Expected life (years)	4-5 Years
Interest rate	4.0-4.97%
Dividend yield	—
Volatility	71-83%

Further, there were 168,246 and 688,256 warrants outstanding as of December 31, 2007 and as of December 31, 2006, which were primarily issued in connection with past equity offerings. During the years ended December 31, 2007, 2006 and 2005, there were 520,010, 0 and 60,000 warrants exercised, respectively. Of the warrants exercised during the year ended December 31, 2007, 463,370 were exercised via cash payment of the $1.93 exercise price, and the remaining 56,640 warrants were exercised via net share exercise. In total, 492,613 shares of common stock were issued during 2007 as a result of these warrants exercised and $0.9 million of cash proceeds were received by the Company in connection with the payment of the related warrant exercise price. The intrinsic value of the warrants exercised during the years ended December 31, 2007 and 2005 were $1.1 million and $0.4 million, respectively. There were no warrants converted or forfeited during the year ended December 31, 2006.

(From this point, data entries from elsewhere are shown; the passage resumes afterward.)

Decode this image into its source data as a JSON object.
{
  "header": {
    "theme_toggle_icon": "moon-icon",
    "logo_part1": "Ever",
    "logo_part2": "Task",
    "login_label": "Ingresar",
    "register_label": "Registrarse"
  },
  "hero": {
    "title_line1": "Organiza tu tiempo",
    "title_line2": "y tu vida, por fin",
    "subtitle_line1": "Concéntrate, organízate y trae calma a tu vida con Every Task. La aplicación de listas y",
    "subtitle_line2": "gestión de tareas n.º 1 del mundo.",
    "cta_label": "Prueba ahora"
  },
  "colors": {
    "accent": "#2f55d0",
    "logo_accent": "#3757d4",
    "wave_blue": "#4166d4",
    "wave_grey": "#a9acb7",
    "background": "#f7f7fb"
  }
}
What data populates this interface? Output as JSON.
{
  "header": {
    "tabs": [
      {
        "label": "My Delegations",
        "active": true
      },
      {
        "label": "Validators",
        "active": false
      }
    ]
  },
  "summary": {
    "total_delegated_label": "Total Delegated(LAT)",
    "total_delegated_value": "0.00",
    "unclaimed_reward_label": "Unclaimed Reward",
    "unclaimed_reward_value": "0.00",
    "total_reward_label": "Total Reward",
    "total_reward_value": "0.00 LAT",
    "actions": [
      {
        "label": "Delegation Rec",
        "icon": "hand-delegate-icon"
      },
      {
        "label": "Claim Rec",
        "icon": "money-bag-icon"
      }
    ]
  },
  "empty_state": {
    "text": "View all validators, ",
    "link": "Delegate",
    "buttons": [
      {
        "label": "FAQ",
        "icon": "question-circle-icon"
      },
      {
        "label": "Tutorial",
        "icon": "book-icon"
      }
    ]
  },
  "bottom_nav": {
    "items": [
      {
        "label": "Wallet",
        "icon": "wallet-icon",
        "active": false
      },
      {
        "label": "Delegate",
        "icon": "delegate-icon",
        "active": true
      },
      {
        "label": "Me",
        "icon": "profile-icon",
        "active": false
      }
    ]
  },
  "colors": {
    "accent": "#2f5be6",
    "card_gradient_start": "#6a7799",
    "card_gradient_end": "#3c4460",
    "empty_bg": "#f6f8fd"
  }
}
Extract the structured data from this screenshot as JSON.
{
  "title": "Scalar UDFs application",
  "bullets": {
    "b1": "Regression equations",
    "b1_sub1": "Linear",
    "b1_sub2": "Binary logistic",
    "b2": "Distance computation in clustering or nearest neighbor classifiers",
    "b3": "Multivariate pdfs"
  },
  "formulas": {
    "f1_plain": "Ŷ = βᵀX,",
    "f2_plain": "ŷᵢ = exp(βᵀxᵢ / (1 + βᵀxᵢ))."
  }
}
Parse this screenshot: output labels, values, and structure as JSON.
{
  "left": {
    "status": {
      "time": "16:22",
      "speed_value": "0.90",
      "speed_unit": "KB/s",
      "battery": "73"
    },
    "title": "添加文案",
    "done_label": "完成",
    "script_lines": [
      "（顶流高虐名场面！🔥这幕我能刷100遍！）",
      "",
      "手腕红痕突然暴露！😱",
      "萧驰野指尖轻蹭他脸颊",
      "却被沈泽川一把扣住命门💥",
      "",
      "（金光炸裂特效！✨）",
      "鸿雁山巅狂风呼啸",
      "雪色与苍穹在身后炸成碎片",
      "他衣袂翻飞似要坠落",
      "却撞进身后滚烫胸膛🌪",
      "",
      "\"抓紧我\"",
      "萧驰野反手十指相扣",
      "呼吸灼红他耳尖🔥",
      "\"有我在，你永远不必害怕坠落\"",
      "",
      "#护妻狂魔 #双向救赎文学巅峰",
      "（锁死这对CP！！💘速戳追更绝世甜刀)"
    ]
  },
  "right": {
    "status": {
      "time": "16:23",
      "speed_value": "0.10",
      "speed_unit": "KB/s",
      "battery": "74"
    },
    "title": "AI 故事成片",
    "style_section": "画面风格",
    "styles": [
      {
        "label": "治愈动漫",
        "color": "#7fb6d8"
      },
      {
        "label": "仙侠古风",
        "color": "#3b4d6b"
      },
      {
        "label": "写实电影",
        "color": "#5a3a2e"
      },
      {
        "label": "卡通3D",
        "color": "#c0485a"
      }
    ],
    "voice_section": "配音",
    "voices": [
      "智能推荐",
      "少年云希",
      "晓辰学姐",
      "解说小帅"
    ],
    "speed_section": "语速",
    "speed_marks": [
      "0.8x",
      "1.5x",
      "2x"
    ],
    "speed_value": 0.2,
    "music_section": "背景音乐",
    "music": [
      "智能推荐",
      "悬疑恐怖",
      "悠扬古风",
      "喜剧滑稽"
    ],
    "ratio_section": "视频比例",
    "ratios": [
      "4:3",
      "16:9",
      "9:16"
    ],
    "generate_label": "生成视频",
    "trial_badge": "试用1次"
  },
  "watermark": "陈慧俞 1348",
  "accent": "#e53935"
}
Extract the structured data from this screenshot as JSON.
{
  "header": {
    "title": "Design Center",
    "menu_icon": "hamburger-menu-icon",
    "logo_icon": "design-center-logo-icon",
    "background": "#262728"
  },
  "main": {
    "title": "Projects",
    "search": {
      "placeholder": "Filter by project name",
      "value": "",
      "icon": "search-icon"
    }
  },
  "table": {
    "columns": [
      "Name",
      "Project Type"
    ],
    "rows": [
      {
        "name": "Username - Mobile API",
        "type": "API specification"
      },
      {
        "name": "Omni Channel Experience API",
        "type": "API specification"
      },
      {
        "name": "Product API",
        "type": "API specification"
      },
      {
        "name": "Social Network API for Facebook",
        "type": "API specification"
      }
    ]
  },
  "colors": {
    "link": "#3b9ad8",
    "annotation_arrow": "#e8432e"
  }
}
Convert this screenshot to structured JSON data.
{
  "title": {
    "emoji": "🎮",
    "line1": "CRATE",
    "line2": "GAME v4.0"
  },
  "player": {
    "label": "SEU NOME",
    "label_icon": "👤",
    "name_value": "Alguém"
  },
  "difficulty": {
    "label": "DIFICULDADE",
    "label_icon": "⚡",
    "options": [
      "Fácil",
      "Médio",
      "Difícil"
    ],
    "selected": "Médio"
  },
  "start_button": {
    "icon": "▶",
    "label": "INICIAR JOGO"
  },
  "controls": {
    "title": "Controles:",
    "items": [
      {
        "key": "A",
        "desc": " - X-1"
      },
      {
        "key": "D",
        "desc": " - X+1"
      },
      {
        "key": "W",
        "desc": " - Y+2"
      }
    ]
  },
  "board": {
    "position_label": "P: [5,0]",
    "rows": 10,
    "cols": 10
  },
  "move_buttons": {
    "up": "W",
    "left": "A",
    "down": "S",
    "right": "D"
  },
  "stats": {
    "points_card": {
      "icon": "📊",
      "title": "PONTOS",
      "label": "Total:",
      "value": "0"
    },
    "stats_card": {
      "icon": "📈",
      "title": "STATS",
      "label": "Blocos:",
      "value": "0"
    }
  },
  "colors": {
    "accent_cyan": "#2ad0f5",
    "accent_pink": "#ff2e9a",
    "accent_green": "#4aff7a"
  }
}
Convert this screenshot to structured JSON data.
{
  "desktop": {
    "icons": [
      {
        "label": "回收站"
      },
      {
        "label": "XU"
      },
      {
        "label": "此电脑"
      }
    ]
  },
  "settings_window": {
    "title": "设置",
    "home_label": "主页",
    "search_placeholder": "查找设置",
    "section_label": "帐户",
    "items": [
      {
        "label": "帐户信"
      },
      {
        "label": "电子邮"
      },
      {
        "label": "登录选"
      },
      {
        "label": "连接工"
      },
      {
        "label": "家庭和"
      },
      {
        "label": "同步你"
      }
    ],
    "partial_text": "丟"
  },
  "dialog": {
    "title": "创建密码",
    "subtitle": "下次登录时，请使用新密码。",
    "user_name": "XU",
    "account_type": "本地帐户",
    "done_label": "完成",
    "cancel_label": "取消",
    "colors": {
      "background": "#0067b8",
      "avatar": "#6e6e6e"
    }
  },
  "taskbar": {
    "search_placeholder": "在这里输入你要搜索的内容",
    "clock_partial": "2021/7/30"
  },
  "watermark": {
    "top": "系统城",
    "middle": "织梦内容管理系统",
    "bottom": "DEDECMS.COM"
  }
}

Note 14—Certain Relationships and Related Transactions

As discussed in Notes 9 and 12, in November 2004 the Company repurchased 2,000,000 shares of its common stock from Frank DeLape, who was then the Chairman of the Board of Directors, Michael Macaluso, a former director and the former President and Chief Executive Officer, Olga Marko, the former Senior Vice President and Director of Research, Michael Avignon, the former Manager of International Operations, and Timothy J. Till, a shareholder. The purchase price from the insiders, affiliates and founders of the Company listed above was $6.33 per share which represented a 5% discount from the closing price of the Company’s common stock on the American Stock Exchange on October 28, 2004, the date the offering of the 3.5% Subordinated Notes was priced. The purchase of the shares from the insiders was approved by a special committee of independent directors in partial reliance on a fairness opinion issued by an investment bank.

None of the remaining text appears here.